A new bipartisan bill wants to ensure the next century of tech is written in America

A new bipartisan bill wants to ensure the next century of tech is written in America



A new bipartisan bill wants to ensure the next century of tech is written in America

On Thursday, Congress took a small but significant step toward ensuring America remains the best place in the world to build. Bipartisan legislation – the Promoting Innovation in Blockchain Development Act of 2026 – would protect software developers from being swept up under criminal code Section 1960, a statute designed for money laundering, not innovation. For builders working in good faith on open-source software, that legal gray zone has cast a chill on American competitiveness.

It is one bill. But the principle it embodies reaches further than any single piece of legislation – and it arrives at a pivotal moment.

As the United States approaches its 250th anniversary this July, it is tempting to look backward to commemorate milestones and celebrate triumphs. But America’s most consequential moments have rarely come from preservation alone. They have come from renewal: building new systems that allowed the country to adapt to a changing world.

Every American century has been defined not just by ideals, but by infrastructure. Canals and railroads powered industrial expansion. Telecommunications connected a continental economy. The internet reshaped commerce, culture and capital markets. Each era rewarded those willing to build.

Today, the next layer of infrastructure is taking shape in code.

Software developers are the architects of modern economic systems. They shape how money moves, how markets function and how people coordinate on a global scale. Unlike the builders of past eras, many are globally distributed and highly mobile – choosing where to work and innovate based on clarity, opportunity and regulatory environment. Open-source development allows anyone, anywhere, to contribute foundational code. That work has produced billions of lines of software that are collectively maintained and power modern commerce and coordination.

At the same time, the nature of financial infrastructure itself is evolving. Where previous generations built physical rails, today’s builders are creating digital rails – protocols that move value, establish trust and operate at internet speed. These layers increasingly underpin payments, financial services, identity and ownership.
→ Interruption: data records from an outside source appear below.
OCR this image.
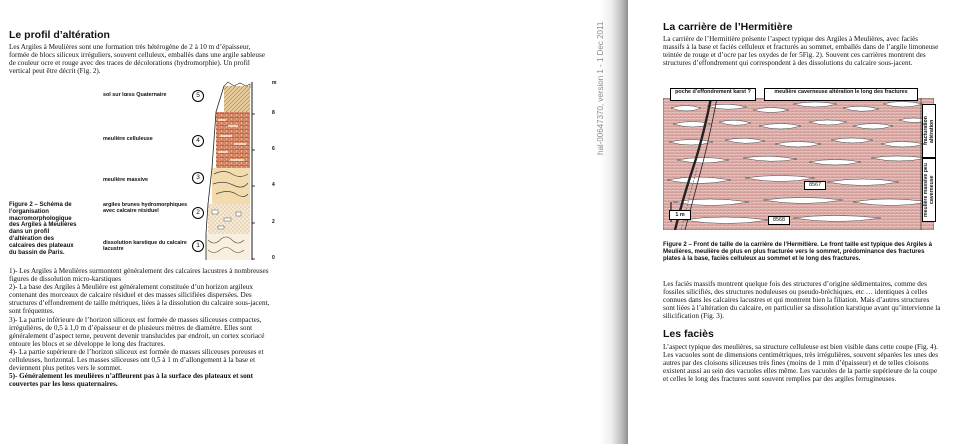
Le profil d’altération

Les Argiles à Meulières sont une formation très hétérogène de 2 à 10 m d’épaisseur, formée de blocs siliceux irréguliers, souvent celluleux, emballés dans une argile sableuse de couleur ocre et rouge avec des traces de décolorations (hydromorphie). Un profil vertical peut être décrit (Fig. 2).

Figure 2 – Schéma de l’organisation macromorphologique des Argiles à Meulières dans un profil d’altération des calcaires des plateaux du bassin de Paris.
sol sur lœss Quaternaire
meulière celluleuse
meulière massive
argiles brunes hydromorphiques avec calcaire résiduel
dissolution karstique du calcaire lacustre
5
4
3
2
1
m
8
6
4
2
0

1)- Les Argiles à Meulières surmontent généralement des calcaires lacustres à nombreuses figures de dissolution micro-karstiques

2)- La base des Argiles à Meulière est généralement constituée d’un horizon argileux contenant des morceaux de calcaire résiduel et des masses silicifiées dispersées. Des structures d’effondrement de taille métriques, liées à la dissolution du calcaire sous-jacent, sont fréquentes.

3)- La partie inférieure de l’horizon siliceux est formée de masses siliceuses compactes, irrégulières, de 0,5 à 1,0 m d’épaisseur et de plusieurs mètres de diamètre. Elles sont généralement d’aspect terne, peuvent devenir translucides par endroit, un cortex scoriacé entoure les blocs et se développe le long des fractures.

4)- La partie supérieure de l’horizon siliceux est formée de masses siliceuses poreuses et celluleuses, horizontal. Les masses siliceuses ont 0,5 à 1 m d’allongement à la base et deviennent plus petites vers le sommet.

5)- Généralement les meulières n’affleurent pas à la surface des plateaux et sont couvertes par les lœss quaternaires.

hal-00647370, version 1 - 1 Dec 2011	La carrière de l’Hermitière

La carrière de l’Hermitière présente l’aspect typique des Argiles à Meulières, avec faciès massifs à la base et faciès celluleux et fracturés au sommet, emballés dans de l’argile limoneuse teintée de rouge et d’ocre par les oxydes de fer 5Fig. 2). Souvent ces carrières montrent des structures d’effondrement qui correspondent à des dissolutions du calcaire sous-jacent.

poche d’effondrement karst ?	meulière caverneuse altération le long des fractures
fracturation altération
meulière massive peu caverneuse
1 m
8567
8568
Figure 2 – Front de taille de la carrière de l’Hermitière. Le front taille est typique des Argiles à Meulières, meulière de plus en plus fracturée vers le sommet, prédominance des fractures plates à la base, faciès celluleux au sommet et le long des fractures.

Les faciès massifs montrent quelque fois des structures d’origine sédimentaires, comme des fossiles silicifiés, des structures noduleuses ou pseudo-bréchiques, etc … identiques à celles connues dans les calcaires lacustres et qui montrent bien la filiation. Mais d’autres structures sont liées à l’altération du calcaire, en particulier sa dissolution karstique avant qu’intervienne la silicification (Fig. 3).

Les faciès

L’aspect typique des meulières, sa structure celluleuse est bien visible dans cette coupe (Fig. 4). Les vacuoles sont de dimensions centimétriques, très irrégulières, souvent séparées les unes des autres par des cloisons siliceuses très fines (moins de 1 mm d’épaisseur) et de telles cloisons existent aussi au sein des vacuoles elles même. Les vacuoles de la partie supérieure de la coupe et celles le long des fractures sont souvent remplies par des argiles ferrugineuses.
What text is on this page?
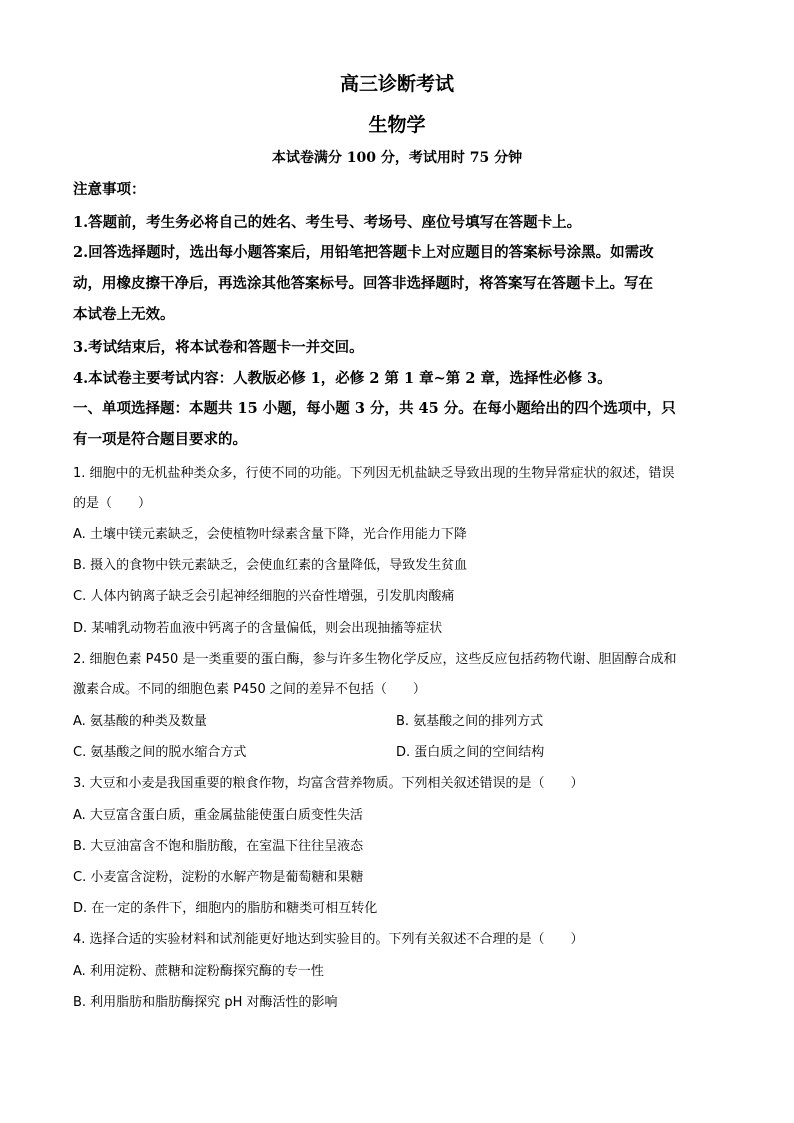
高三诊断考试
生物学
本试卷满分 100 分，考试用时 75 分钟
注意事项：
1.答题前，考生务必将自己的姓名、考生号、考场号、座位号填写在答题卡上。
2.回答选择题时，选出每小题答案后，用铅笔把答题卡上对应题目的答案标号涂黑。如需改
动，用橡皮擦干净后，再选涂其他答案标号。回答非选择题时，将答案写在答题卡上。写在
本试卷上无效。
3.考试结束后，将本试卷和答题卡一并交回。
4.本试卷主要考试内容：人教版必修 1，必修 2 第 1 章~第 2 章，选择性必修 3。
一、单项选择题：本题共 15 小题，每小题 3 分，共 45 分。在每小题给出的四个选项中，只
有一项是符合题目要求的。
1. 细胞中的无机盐种类众多，行使不同的功能。下列因无机盐缺乏导致出现的生物异常症状的叙述，错误
的是（　　）
A. 土壤中镁元素缺乏，会使植物叶绿素含量下降，光合作用能力下降
B. 摄入的食物中铁元素缺乏，会使血红素的含量降低，导致发生贫血
C. 人体内钠离子缺乏会引起神经细胞的兴奋性增强，引发肌肉酸痛
D. 某哺乳动物若血液中钙离子的含量偏低，则会出现抽搐等症状
2. 细胞色素 P450 是一类重要的蛋白酶，参与许多生物化学反应，这些反应包括药物代谢、胆固醇合成和
激素合成。不同的细胞色素 P450 之间的差异不包括（　　）
A. 氨基酸的种类及数量	B. 氨基酸之间的排列方式
C. 氨基酸之间的脱水缩合方式	D. 蛋白质之间的空间结构
3. 大豆和小麦是我国重要的粮食作物，均富含营养物质。下列相关叙述错误的是（　　）
A. 大豆富含蛋白质，重金属盐能使蛋白质变性失活
B. 大豆油富含不饱和脂肪酸，在室温下往往呈液态
C. 小麦富含淀粉，淀粉的水解产物是葡萄糖和果糖
D. 在一定的条件下，细胞内的脂肪和糖类可相互转化
4. 选择合适的实验材料和试剂能更好地达到实验目的。下列有关叙述不合理的是（　　）
A. 利用淀粉、蔗糖和淀粉酶探究酶的专一性
B. 利用脂肪和脂肪酶探究 pH 对酶活性的影响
One illustration of this transformation is the growth of the developer ecosystem building on Solana. According to the most recent Electric Capital Developer Report, Solana was the leading ecosystem for new developers in 2024, growing 84% year over year. The Solana ecosystem shows how fast, low-cost, open infrastructure attracts and retains talent willing to invest in solving real problems – from payments and decentralized finance to identity and decentralized applications at scale.
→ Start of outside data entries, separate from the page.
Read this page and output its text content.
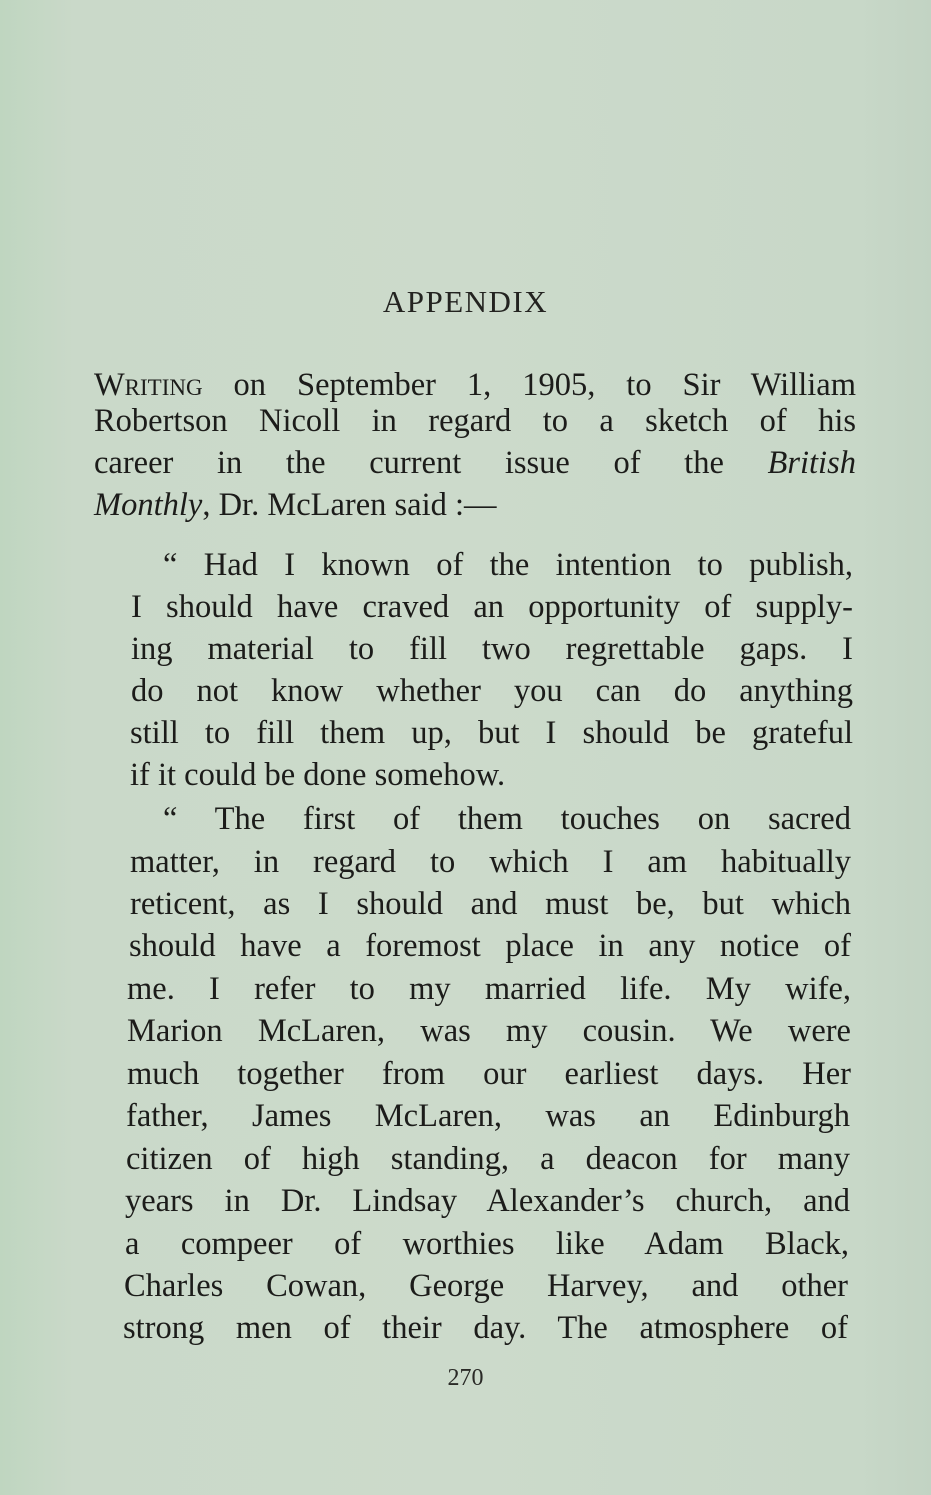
APPENDIX
Writing on September 1, 1905, to Sir William
Robertson Nicoll in regard to a sketch of his
career in the current issue of the British
Monthly, Dr. McLaren said :—
“ Had I known of the intention to publish,
I should have craved an opportunity of supply-
ing material to fill two regrettable gaps. I
do not know whether you can do anything
still to fill them up, but I should be grateful
if it could be done somehow.
“ The first of them touches on sacred
matter, in regard to which I am habitually
reticent, as I should and must be, but which
should have a foremost place in any notice of
me. I refer to my married life. My wife,
Marion McLaren, was my cousin. We were
much together from our earliest days. Her
father, James McLaren, was an Edinburgh
citizen of high standing, a deacon for many
years in Dr. Lindsay Alexander’s church, and
a compeer of worthies like Adam Black,
Charles Cowan, George Harvey, and other
strong men of their day. The atmosphere of
270
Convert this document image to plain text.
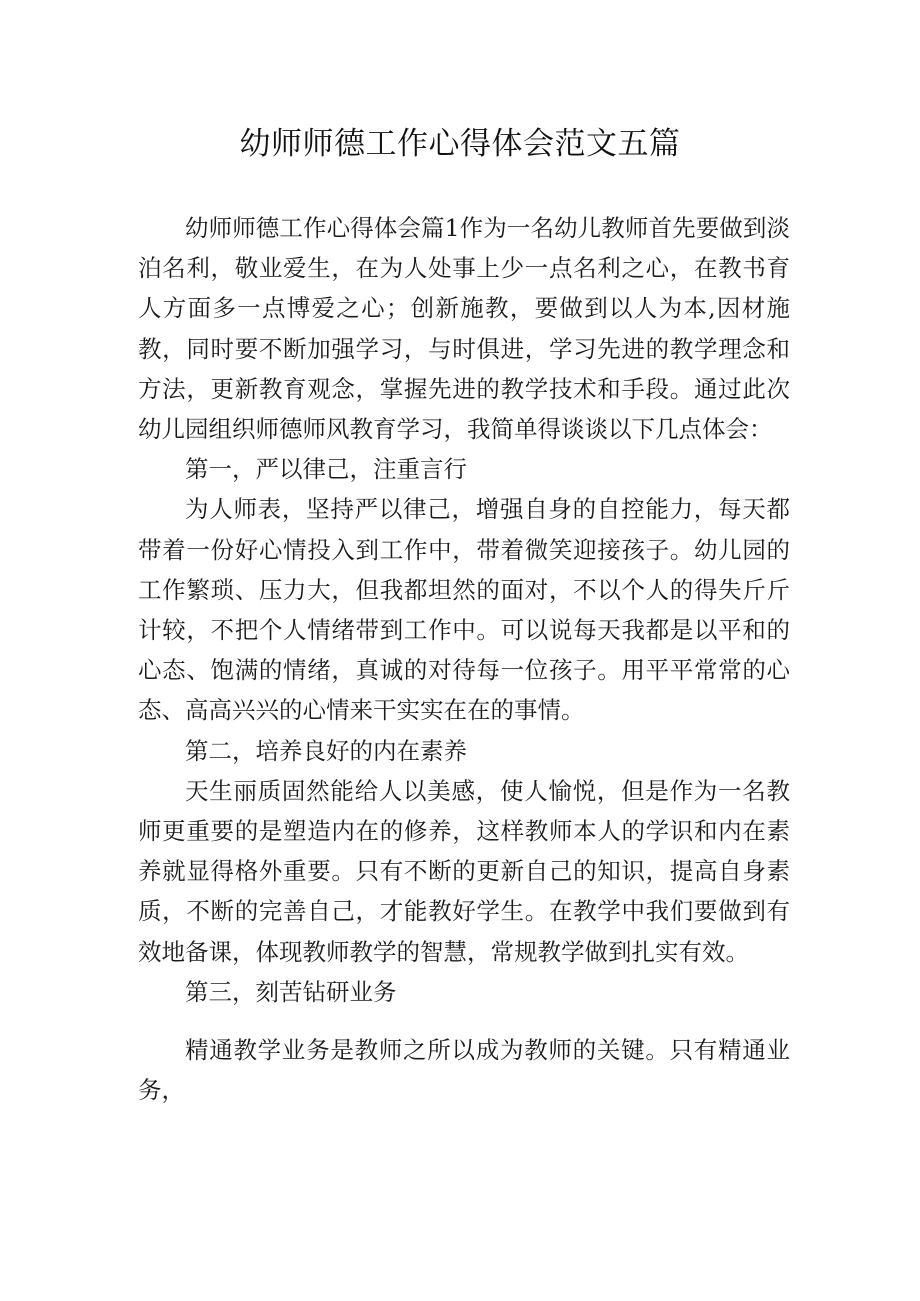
幼师师德工作心得体会范文五篇

幼师师德工作心得体会篇1作为一名幼儿教师首先要做到淡泊名利，敬业爱生，在为人处事上少一点名利之心，在教书育人方面多一点博爱之心；创新施教，要做到以人为本,因材施教，同时要不断加强学习，与时俱进，学习先进的教学理念和方法，更新教育观念，掌握先进的教学技术和手段。通过此次幼儿园组织师德师风教育学习，我简单得谈谈以下几点体会：

第一，严以律己，注重言行

为人师表，坚持严以律己，增强自身的自控能力，每天都带着一份好心情投入到工作中，带着微笑迎接孩子。幼儿园的工作繁琐、压力大，但我都坦然的面对，不以个人的得失斤斤计较，不把个人情绪带到工作中。可以说每天我都是以平和的心态、饱满的情绪，真诚的对待每一位孩子。用平平常常的心态、高高兴兴的心情来干实实在在的事情。

第二，培养良好的内在素养

天生丽质固然能给人以美感，使人愉悦，但是作为一名教师更重要的是塑造内在的修养，这样教师本人的学识和内在素养就显得格外重要。只有不断的更新自己的知识，提高自身素质，不断的完善自己，才能教好学生。在教学中我们要做到有效地备课，体现教师教学的智慧，常规教学做到扎实有效。

第三，刻苦钻研业务

精通教学业务是教师之所以成为教师的关键。只有精通业务，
This is not about hype or token prices. It’s about where infrastructure gets deployed, and whether the builders of tomorrow, who write the code that defines digital markets, feel a country welcomes innovation or obstructs it.

Globally, governments are recognizing this reality. Several jurisdictions have moved forward with clear frameworks for digital assets and blockchain-based systems, providing developers and entrepreneurs with predictability. This sends a signal: building is welcome here.

In the United States, there are encouraging signs of progress beyond Thursday’s bill. Under the leadership of SEC Chairman Paul Atkins, the Commission is shifting from a posture defined primarily by enforcement toward one focused on engagement, clarity and constructive rulemaking.

Developers and market participants do not expect the absence of regulation – they expect rules that are understandable, durable and aligned with how modern technology actually functions. Recent efforts to engage industry, solicit public input and distinguish bad actors from good-faith builders are an important step toward restoring confidence that the United States intends to lead, not lag, in the development of digital financial infrastructure.

We have seen this dynamic before. The early days of railroads, aviation and the internet were marked by experimentation and ambiguity. Regulation followed innovation, not the other way around. That sequence was not a flaw; it was a feature of leadership. It allowed the United States to set global standards rather than inherit them.

As we look toward America’s next 250 years, the same principle applies. Protecting the freedom to build – especially in open, general-purpose technologies – is a core American value. Writing code, absent intent to harm, is a form of expression and exploration. A nation founded on free speech and enterprise should be cautious about criminalizing innovation simply because it is new.

This moment is also an opportunity to renew American leadership in capital markets. Blockchain-based systems enable faster settlement, broader participation and more resilient market infrastructure – an evolution some have termed “internet capital markets.” These ideas are not about overnight disruption, but about upgrading the rails beneath existing institutions so they remain globally competitive.

The question before us is not whether these technologies will shape the global economy. They already are. The question is whether the United States will lead its development – or watch as talent, standards, and capital consolidate elsewhere.

America’s founders did not assume their experiment would succeed forever. They designed it so future generations could improve it. As we celebrate our nation’s 250th year, we face a similar responsibility: not to preserve the past unchanged, but to ensure that future builders still see America as the best place in the world to build.

The next American century will be written in code. The choice we make now determines where that code gets written.